Es el mal del siglo. Es contagioso, paraliza las neuronas, obnubila el pensamiento e inflama el hígado diez veces más que un litro de tequila. Clínicamente se le denomina coprocibernesis, enfermedad que se describe como una disminución de la capacidad mental a causa de la emisión compulsiva de coprolitos virtuales, en forma de palabras tecleadas generalmente en las ventanas del facebook, el twitter o cualquier otra forma de la red de Internet. Al paciente contagiado con esta enfermedad se le denomina técnicamente “coprocibernético”, el cual refleja, en un primer momento, señales de confusión mental, delirios persecutorios y agresivos, así como una tendencia a descalificar sin razón a gente que jamás ha conocido en la vida real. El problema de esta grave patología es que, muchas veces, es inconsciente, mientras que otras el enfermo, a la manera de un alcohólico o drogadicto, tiende a no reconocer que está enfermo o infectado por el virus del coprocibernoma humano.

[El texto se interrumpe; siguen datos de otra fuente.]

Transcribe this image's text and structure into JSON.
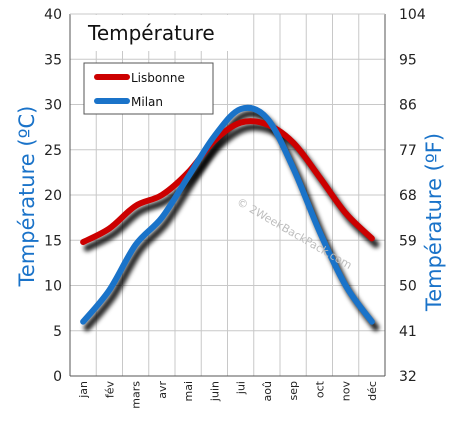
{
  "chart_data": {
    "type": "line",
    "title": "Température",
    "ylabel_left": "Température  (ºC)",
    "ylabel_right": "Température  (ºF)",
    "watermark": "© 2WeekBackPack.com",
    "categories": [
      "jan",
      "fév",
      "mars",
      "avr",
      "mai",
      "juin",
      "jui",
      "aoû",
      "sep",
      "oct",
      "nov",
      "déc"
    ],
    "ylim": [
      0,
      40
    ],
    "yticks_left": [
      "0",
      "5",
      "10",
      "15",
      "20",
      "25",
      "30",
      "35",
      "40"
    ],
    "yticks_right": [
      "32",
      "41",
      "50",
      "59",
      "68",
      "77",
      "86",
      "95",
      "104"
    ],
    "grid": true,
    "legend_position": "top-left",
    "series": [
      {
        "name": "Lisbonne",
        "color": "#cc0000",
        "values": [
          14.8,
          16.3,
          18.8,
          20.0,
          22.5,
          26.0,
          28.0,
          27.8,
          25.8,
          22.0,
          18.0,
          15.2
        ]
      },
      {
        "name": "Milan",
        "color": "#1a73c9",
        "values": [
          6.0,
          9.5,
          14.5,
          17.5,
          22.0,
          26.5,
          29.5,
          28.5,
          23.0,
          16.0,
          10.0,
          6.0
        ]
      }
    ],
    "axis_colors": {
      "left_label": "#1a73c9",
      "right_label": "#1a73c9"
    }
  }
}
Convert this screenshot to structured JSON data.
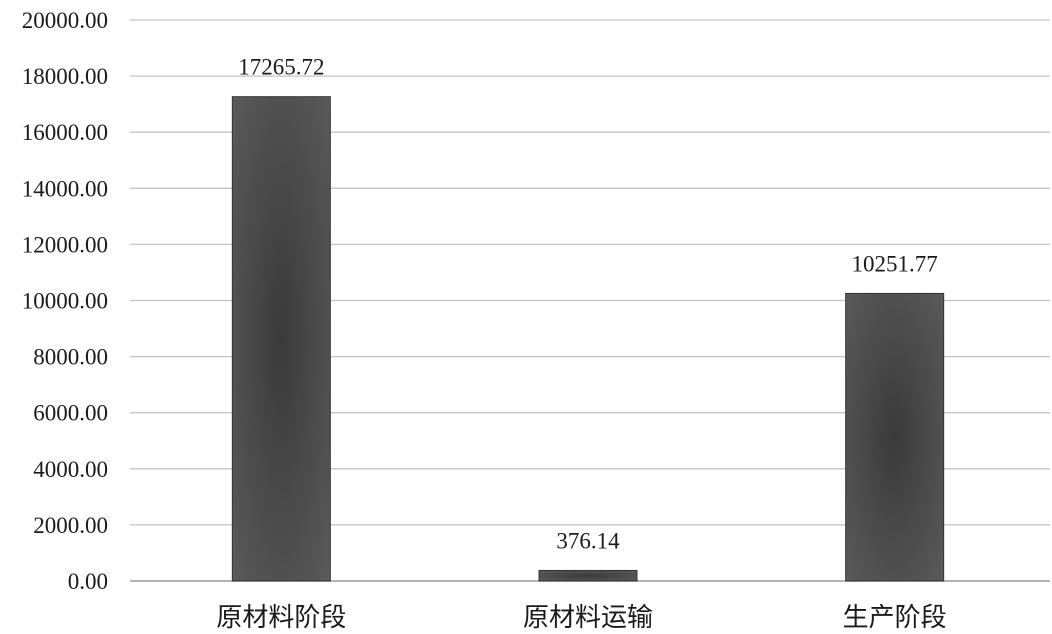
{
  "chart_data": {
    "type": "bar",
    "categories": [
      "原材料阶段",
      "原材料运输",
      "生产阶段"
    ],
    "values": [
      17265.72,
      376.14,
      10251.77
    ],
    "data_labels": [
      "17265.72",
      "376.14",
      "10251.77"
    ],
    "title": "",
    "xlabel": "",
    "ylabel": "",
    "ylim": [
      0,
      20000
    ],
    "yticks": [
      0,
      2000,
      4000,
      6000,
      8000,
      10000,
      12000,
      14000,
      16000,
      18000,
      20000
    ],
    "ytick_labels": [
      "0.00",
      "2000.00",
      "4000.00",
      "6000.00",
      "8000.00",
      "10000.00",
      "12000.00",
      "14000.00",
      "16000.00",
      "18000.00",
      "20000.00"
    ],
    "grid": true,
    "legend": "none",
    "bar_color": "#4a4a4a",
    "grid_color": "#c4c4c4"
  }
}
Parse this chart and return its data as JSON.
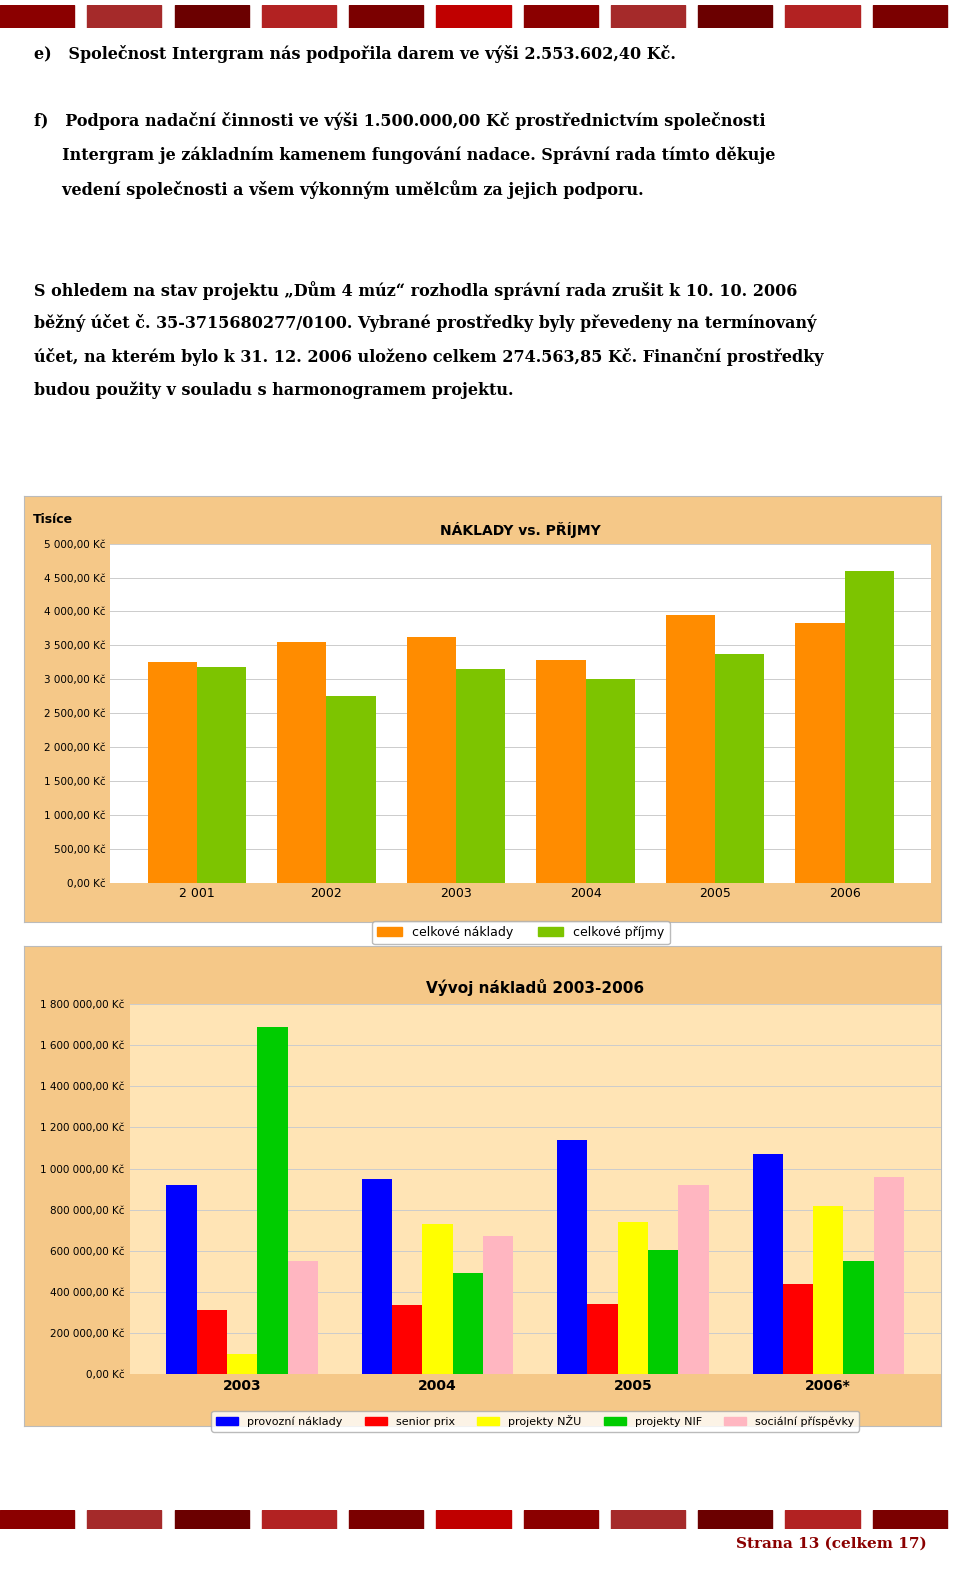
{
  "page_bg": "#ffffff",
  "stripe_colors": [
    "#8B0000",
    "#A52A2A",
    "#6B0000",
    "#B22222",
    "#7B0000",
    "#C00000",
    "#8B0000",
    "#A52A2A",
    "#6B0000",
    "#B22222",
    "#7B0000"
  ],
  "chart1": {
    "title": "NÁKLADY vs. PŘÍJMY",
    "ylabel": "Tisíce",
    "years": [
      "2 001",
      "2002",
      "2003",
      "2004",
      "2005",
      "2006"
    ],
    "naklady": [
      3250,
      3550,
      3620,
      3280,
      3950,
      3830
    ],
    "prijmy": [
      3180,
      2750,
      3150,
      3000,
      3380,
      4600
    ],
    "naklady_color": "#FF8C00",
    "prijmy_color": "#7DC400",
    "bg_color": "#F5C888",
    "plot_bg": "#ffffff",
    "legend_naklady": "celkové náklady",
    "legend_prijmy": "celkové příjmy",
    "ylim": [
      0,
      5000
    ],
    "yticks": [
      0,
      500,
      1000,
      1500,
      2000,
      2500,
      3000,
      3500,
      4000,
      4500,
      5000
    ]
  },
  "chart2": {
    "title": "Vývoj nákladů 2003-2006",
    "years": [
      "2003",
      "2004",
      "2005",
      "2006*"
    ],
    "provozni_naklady": [
      920000,
      950000,
      1140000,
      1070000
    ],
    "senior_prix": [
      310000,
      335000,
      340000,
      440000
    ],
    "projekty_nzu": [
      100000,
      730000,
      740000,
      820000
    ],
    "projekty_nif": [
      1690000,
      490000,
      605000,
      550000
    ],
    "socialni_prispevky": [
      550000,
      670000,
      920000,
      960000
    ],
    "colors": [
      "#0000FF",
      "#FF0000",
      "#FFFF00",
      "#00CC00",
      "#FFB6C1"
    ],
    "bg_color": "#F5C888",
    "plot_bg": "#FFE4B5",
    "ylim": [
      0,
      1800000
    ],
    "yticks": [
      0,
      200000,
      400000,
      600000,
      800000,
      1000000,
      1200000,
      1400000,
      1600000,
      1800000
    ],
    "legend_labels": [
      "provozní náklady",
      "senior prix",
      "projekty NŽU",
      "projekty NIF",
      "sociální příspěvky"
    ]
  },
  "footer_text": "Strana 13 (celkem 17)",
  "footer_color": "#8B0000",
  "text_block": [
    "e)   Společnost Intergram nás podpořila darem ve výši 2.553.602,40 Kč.",
    "",
    "f)   Podpora nadační činnosti ve výši 1.500.000,00 Kč prostřednictvím společnosti",
    "     Intergram je základním kamenem fungování nadace. Správní rada tímto děkuje",
    "     vedení společnosti a všem výkonným umělcům za jejich podporu.",
    "",
    "",
    "S ohledem na stav projektu „Dům 4 múz“ rozhodla správní rada zrušit k 10. 10. 2006",
    "běžný účet č. 35-3715680277/0100. Vybrané prostředky byly převedeny na termínovaný",
    "účet, na kterém bylo k 31. 12. 2006 uloženo celkem 274.563,85 Kč. Finanční prostředky",
    "budou použity v souladu s harmonogramem projektu."
  ]
}
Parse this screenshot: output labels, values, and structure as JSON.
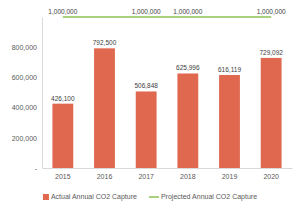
{
  "chart_data": {
    "type": "bar",
    "categories": [
      "2015",
      "2016",
      "2017",
      "2018",
      "2019",
      "2020"
    ],
    "series": [
      {
        "name": "Actual Annual CO2 Capture",
        "type": "bar",
        "color": "#e0684f",
        "values": [
          426100,
          792500,
          506848,
          625996,
          616119,
          729092
        ],
        "value_labels": [
          "426,100",
          "792,500",
          "506,848",
          "625,996",
          "616,119",
          "729,092"
        ]
      },
      {
        "name": "Projected Annual CO2 Capture",
        "type": "line",
        "color": "#8cc152",
        "values": [
          1000000,
          1000000,
          1000000,
          1000000,
          1000000,
          1000000
        ],
        "value_labels": [
          "1,000,000",
          null,
          "1,000,000",
          "1,000,000",
          null,
          "1,000,000"
        ]
      }
    ],
    "ylim": [
      0,
      1000000
    ],
    "yticks": [
      {
        "value": 0,
        "label": "-"
      },
      {
        "value": 200000,
        "label": "200,000"
      },
      {
        "value": 400000,
        "label": "400,000"
      },
      {
        "value": 600000,
        "label": "600,000"
      },
      {
        "value": 800000,
        "label": "800,000"
      }
    ],
    "grid": false,
    "data_labels": true,
    "legend": "bottom"
  }
}
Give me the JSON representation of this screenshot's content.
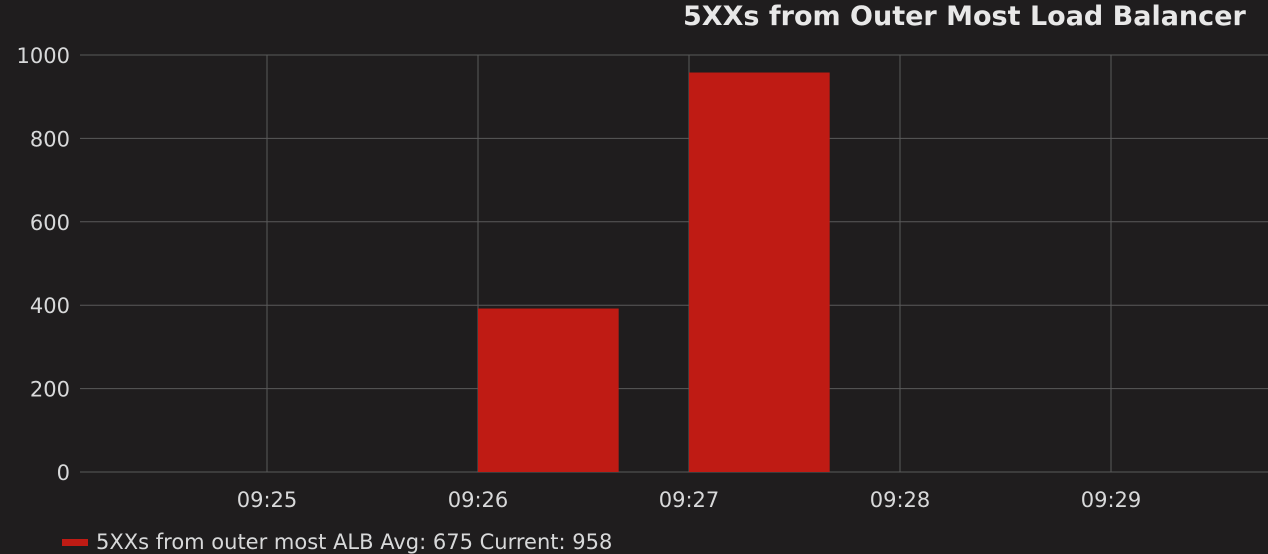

Cuando, por desgracia, la enfermedad presenta sus efectos en torno a los temas políticos, el paciente tiende a justificar sus emisiones coprociberreicas, afirmando, por ejemplo, que “la política es pasión” y que tiene el derecho de embarrar con su verborragia a los cibernautas a su alcance, gracias a la libertad de expresión consagrada en nuestra Carta Magna. Evidentemente, es la primera enfermedad, en la historia universal de la medicina, que se encuentra defendida y fundamentada, asombrosamente, en un documento jurídico toral de una sociedad liberal como la nuestra.
La pérdida de orientación intelectual le impide establecer, con sentido común, que la política no es pasión, puesto que, como todo mundo sabe, lo que apasiona a los seres humanos, son los intereses, no la noble labor de buscar consensos y rumbos sociales aceptados por todos. Aunque se especula que existen seres extraterrestres capaces de apasionarse por el bien colectivo, por la patria, el Estado o por el susodicho oficio de tejer acuerdos políticos y jodederas por el estilo, hasta el momento no hay prueba determinante que lo afirme como una realidad. Los temas al respecto siguen formando parte de la ufología, disciplina de origen contracultural cuyo carácter científico no ha sido reconocido aún por la academia planetaria.
La enfermedad se agrava cuando, ante la falta de ideas y argumentos racionales, el paciente comienza a personificar entidades abstractas: habla, por ejemplo, del “pueblo” como si fuera el tipo que vende tejuino por la Insurgentes, así como de la “voluntad popular” como si fuera la respetabilísima changuera que vende camarón en un mercado de mariscos. En esta fase, el paciente puede presentar convulsiones parmenídicas, confundiendo el todo con la parte, la parte con el todo y la cola con los pies. En estos momentos el médico recomienda a enfermeras y familiares hacerse a un lado, ante el peligro de vomitar dicterios y coprolitos o de retorcerse la cabeza como el famoso personaje de la medieval película “El Exorcista”.
La enfermedad es mortal, no tiene cura. A la muerte le precede un estado extremo de nominalismo, que es la desconexión absoluta entre las palabras y el pensamiento, con una notable ausencia de este último. La mala noticia es que no se ha inventado la vacuna para prevenir este terrible padecimiento contagioso; la buena es que son inmunes aquellas personas que conservan todavía al menos el 80 por ciento del sentido común en este mundo confuso. Favor de consultar a su etimólogo de cabecera para descifrar raíces, afijos y sufijos de la coprocibernesis. Si no entendió el presente texto, acuda a la clínica más cercana. Puede que ya esté contaminado por el virus.